The second check is the first-send confirmation, and it exists because the riskiest moment in this system’s life is the first time a flavour posts to a new destination: the wrong channel, the wrong CRM object, the wrong tone in front of the wrong audience. The first send to any flavour-destination pair is blocked until a human explicitly confirms it. After one confirmed success, the pair is trusted and later pours flow.
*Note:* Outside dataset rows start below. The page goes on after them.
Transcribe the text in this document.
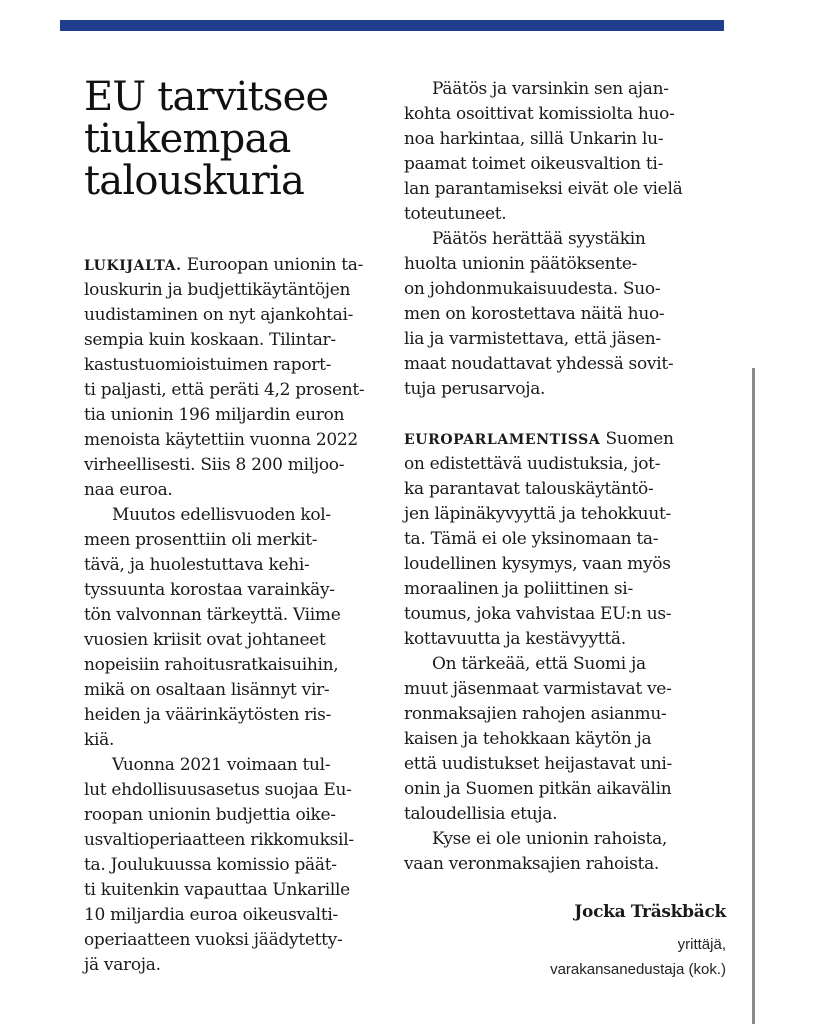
EU tarvitsee
tiukempaa
talouskuria
LUKIJALTA. Euroopan unionin ta-
louskurin ja budjettikäytäntöjen
uudistaminen on nyt ajankohtai-
sempia kuin koskaan. Tilintar-
kastustuomioistuimen raport-
ti paljasti, että peräti 4,2 prosent-
tia unionin 196 miljardin euron
menoista käytettiin vuonna 2022
virheellisesti. Siis 8 200 miljoo-
naa euroa.
Muutos edellisvuoden kol-
meen prosenttiin oli merkit-
tävä, ja huolestuttava kehi-
tyssuunta korostaa varainkäy-
tön valvonnan tärkeyttä. Viime
vuosien kriisit ovat johtaneet
nopeisiin rahoitusratkaisuihin,
mikä on osaltaan lisännyt vir-
heiden ja väärinkäytösten ris-
kiä.
Vuonna 2021 voimaan tul-
lut ehdollisuusasetus suojaa Eu-
roopan unionin budjettia oike-
usvaltioperiaatteen rikkomuksil-
ta. Joulukuussa komissio päät-
ti kuitenkin vapauttaa Unkarille
10 miljardia euroa oikeusvalti-
operiaatteen vuoksi jäädytetty-
jä varoja.
Päätös ja varsinkin sen ajan-
kohta osoittivat komissiolta huo-
noa harkintaa, sillä Unkarin lu-
paamat toimet oikeusvaltion ti-
lan parantamiseksi eivät ole vielä
toteutuneet.
Päätös herättää syystäkin
huolta unionin päätöksente-
on johdonmukaisuudesta. Suo-
men on korostettava näitä huo-
lia ja varmistettava, että jäsen-
maat noudattavat yhdessä sovit-
tuja perusarvoja.
EUROPARLAMENTISSA Suomen
on edistettävä uudistuksia, jot-
ka parantavat talouskäytäntö-
jen läpinäkyvyyttä ja tehokkuut-
ta. Tämä ei ole yksinomaan ta-
loudellinen kysymys, vaan myös
moraalinen ja poliittinen si-
toumus, joka vahvistaa EU:n us-
kottavuutta ja kestävyyttä.
On tärkeää, että Suomi ja
muut jäsenmaat varmistavat ve-
ronmaksajien rahojen asianmu-
kaisen ja tehokkaan käytön ja
että uudistukset heijastavat uni-
onin ja Suomen pitkän aikavälin
taloudellisia etuja.
Kyse ei ole unionin rahoista,
vaan veronmaksajien rahoista.
Jocka Träskbäck
yrittäjä,
varakansanedustaja (kok.)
Because both checks live in the engine, every interface inherits them. cereal-milk’s web interface and its MCP surface (Model Context Protocol, the standard that lets AI assistants use a tool directly) call the same underlying functions, so no interface can pour something another would refuse. That design is dissected in Model Context Protocol.

Check your work

Preview fidelity. Pour one note to a private test channel. Compare the delivered message against the preview; they must be identical, character for character.
Pour it again. The second attempt must report skipped-duplicate and deliver nothing. Then edit the note at the source and re-run: the changed content hash makes it new work, and it pours.
First-send gate. Connect a fresh destination and send without confirming; expect blocked-needs-confirm. Confirm once; the next pour to that pair flows without asking.
Redaction. Add risks to a flavour’s redaction list and confirm that both the preview and the delivered message omit it.

If something goes wrong

The same note was delivered twice. Either the ledger row is being written before the destination confirms receipt, or your ledger key is missing one of its four parts (note, content hash, flavour, destination). Check the key first.
The delivered message differs from the preview. The cache between preview and send is not being hit, so the send ran a second, different extraction. Check the cache key and its expiry window.
An extraction failed with a budget error. Working as designed: the note’s estimated cost exceeded the per-extraction ceiling. Raise the ceiling deliberately if the note is worth it; do not remove the check.
A field you redacted showed up at a destination. Redaction must run before the connector is invoked, through the same shared function for preview and send. If it runs anywhere else, fix the ordering before anything ships again.

Variations

CRM as the destination. Point a sales flavour’s connector at your deals object and the action items and next steps land on the record itself. The moment the AI starts deciding values for qualification fields rather than appending a note, you have crossed into agents that write to your CRM territory; the MEDIC qualification agent guide is that build.
Scheduled pours. A worker that checks the inbox on a timer and pours matching notes is safe precisely because of the ledger and the confirmation gate: the automation can only repeat sends a human already approved once.
Offline development. Ship a deterministic mock extractor (a stand-in that returns fixed output) and sample notes, so the whole pipeline runs with zero credentials. Every guarantee above is then testable without an API key, which is what makes it testable in automated checks.